INS NYC 2024 Program

Poster

Poster Session 08 Program Schedule

02/16/2024
01:45 pm - 03:00 pm
Room: Shubert Complex (Posters 1-60)

Poster Session 08: Cognition | Cognitive Reserve Variables


Final Abstract #12

Understanding the Impact of Physical Activity on the Unity and Diversity of Executive Function in Older Adults

Gabriell Champion, Georgia State University, Department of Psychology, Atlanta, United States
Elizabeth Tighe, Georgia State University, Department of Psychology, Atlanta, United States
Vonetta Dotson, Georgia State University, Department of Psychology, Gerontology Institute, Atlanta, United States
Keith McGregor, Birmingham VA GRECC; University of Alabama at Birmingham, Department of Clinical and Diagnostic Services, Birmingham, United States

Category: Aging

Keyword 1: executive functions

Objective:

Aging is associated with declines in executive function (EF) leading to difficulties performing everyday tasks. Compared to non-active peers, healthy older adults who are physically active tend to have better EF. However, we know of no cognitive models that incorporate the effects of specific lifestyle behaviors that may mitigate these differences. Miyake and Friedman employed confirmatory factor analysis to describe a Unity and Diversity (U & D) framework where EF can be divided into what is common (Common EF), and what is unique to specific processes (Updating, Shifting). Research examining the U & D framework in older adults is limited. The current study attempted to replicate the U & D model in older adults including physical activity as a predictor. We hypothesized that differences in the degree to which individuals’ EFs load onto the latent factors would be associated with differences in physical activity levels.

Participants and Methods:

We report on a sample of 223 healthy older adults aged 60 to 85 years (M = 70.98, SD = 7.03) taken from the Human Connectome Project in Aging. Two models were computed in Mplus 8.0 using six cognitive assessments to estimate the three latent variables: Common EF, Updating, and Shifting. Model 1 replicated Miyake and Friedman’s bifactor model where all cognitive assessments loaded on the Common EF and updating and shifting assessments loaded on the Updating and Shifting factors.
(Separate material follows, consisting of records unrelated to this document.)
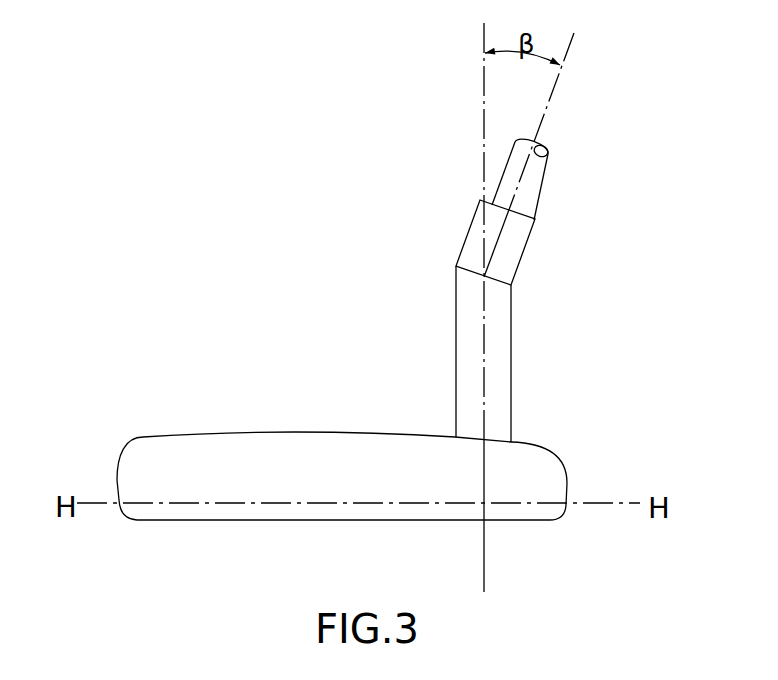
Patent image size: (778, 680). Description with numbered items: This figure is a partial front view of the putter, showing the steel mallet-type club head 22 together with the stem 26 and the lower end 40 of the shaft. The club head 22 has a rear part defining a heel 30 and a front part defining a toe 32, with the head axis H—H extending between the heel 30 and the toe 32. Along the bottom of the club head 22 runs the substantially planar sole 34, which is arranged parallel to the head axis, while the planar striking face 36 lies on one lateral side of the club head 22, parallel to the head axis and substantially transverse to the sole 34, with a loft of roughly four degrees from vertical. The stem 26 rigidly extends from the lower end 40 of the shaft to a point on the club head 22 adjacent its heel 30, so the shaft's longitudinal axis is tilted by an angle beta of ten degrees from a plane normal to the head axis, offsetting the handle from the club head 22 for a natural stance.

The club head 22 is at (205, 405).
The stem 26 is at (500, 408).
The heel 30 is at (537, 538).
The toe 32 is at (157, 537).
The sole 34 is at (348, 522).
The striking face 36 is at (251, 475).
The lower end of the shaft 40 is at (540, 205).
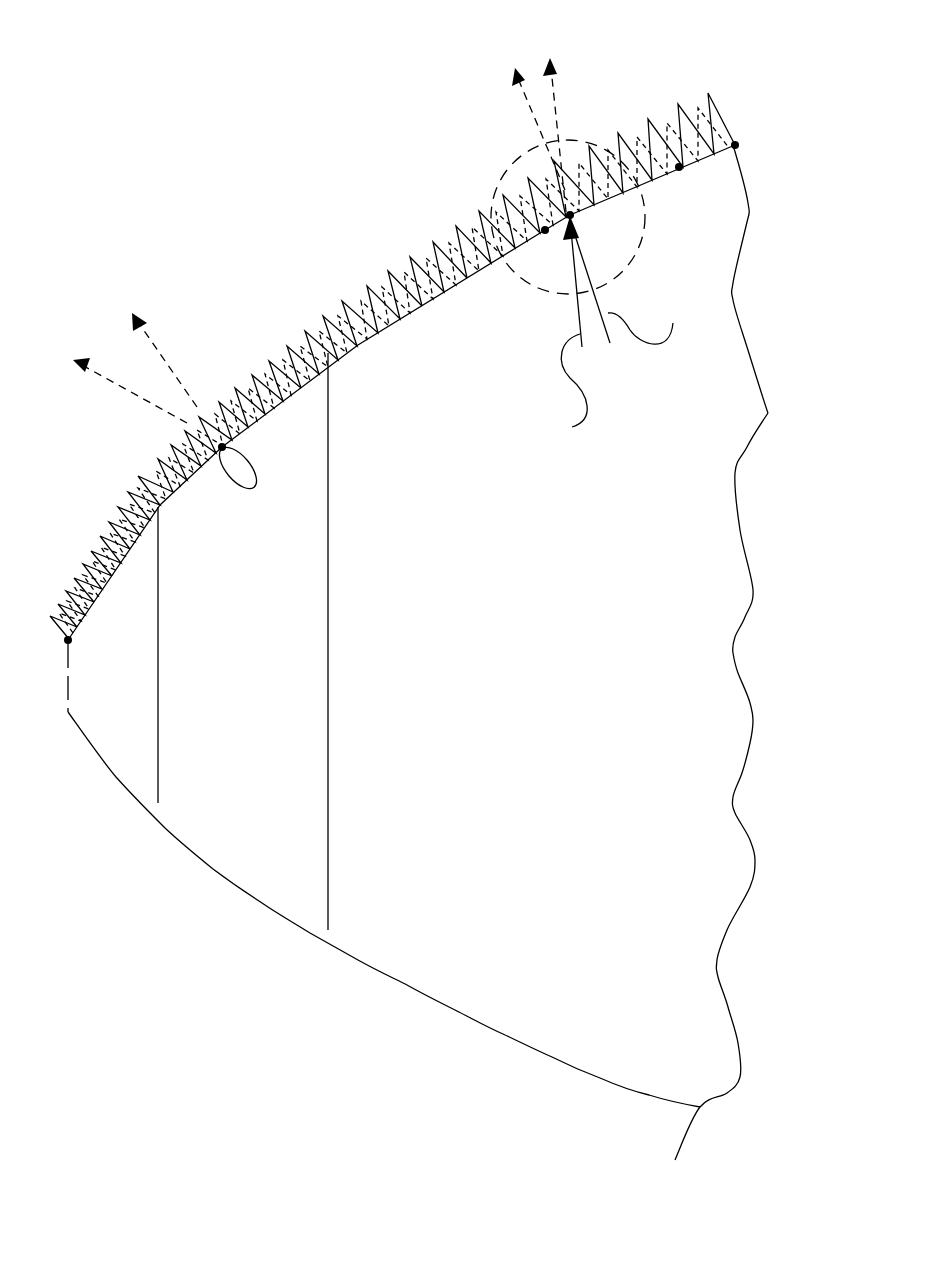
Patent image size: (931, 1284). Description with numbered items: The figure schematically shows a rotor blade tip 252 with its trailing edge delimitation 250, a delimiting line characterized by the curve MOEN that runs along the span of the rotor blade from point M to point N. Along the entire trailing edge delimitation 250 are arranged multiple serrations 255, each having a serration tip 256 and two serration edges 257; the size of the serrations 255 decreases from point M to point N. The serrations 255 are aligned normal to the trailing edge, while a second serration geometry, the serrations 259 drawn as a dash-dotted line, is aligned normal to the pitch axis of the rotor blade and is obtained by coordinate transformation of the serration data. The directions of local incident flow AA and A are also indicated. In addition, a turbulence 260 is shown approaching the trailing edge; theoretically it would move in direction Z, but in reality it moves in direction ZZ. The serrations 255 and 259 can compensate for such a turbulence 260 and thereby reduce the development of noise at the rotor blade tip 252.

The trailing edge delimitation 250 is at (361, 360).
The rotor blade tip 252 is at (207, 161).
The serrations 255 is at (713, 118).
The serration tip 256 is at (404, 303).
The serration edges 257 is at (447, 267).
The serrations 259 is at (728, 116).
The turbulence 260 is at (257, 490).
Model 2, similar to Model 1, was a structural model that included the IPAQ (physical activity questionnaire) as a separate independent variable predicting the three latent factors. Factor variance was set to 1.0 to set the scale of measurement and factor loadings were equal for the Updating and Shifting factors for model identification.

Results:

For Model 1, both factor loadings for the Shifting factor were zero and nonsignificant. We respecified Model 1 (Model 1a) so Shifting was removed, and its indicators only loaded on the Common EF factor. Model 1a had excellent fit indices x2 (15) = 7.271, p = .508, CFI = 1.000, RMSEA = .001, where five tasks loaded significantly on the Common EF and updating tasks loaded significantly on the Updating factor. Model 2 was adjusted to account for the changes in Model 1a and had good overall fit, x2 (12) = 13.266, p = .350, CFI = .989, RMSEA = .022. Model 2 had similar significant loadings as in Model 1a, but the IPAQ did not significantly predict the latent factors.

Conclusions:

A modified version of the U & D model that did not include Shifting or the IPAQ was found to fit the data. This could be due to the assessments selected for this analysis or the U & D framework could differ in older adults. Future analyses will continue to examine the U & D model and modified versions in samples of older adults. Combining the U & D model with other lifestyle measures and neuroimaging data could give additional insights to the mechanisms underlying EF in older adults.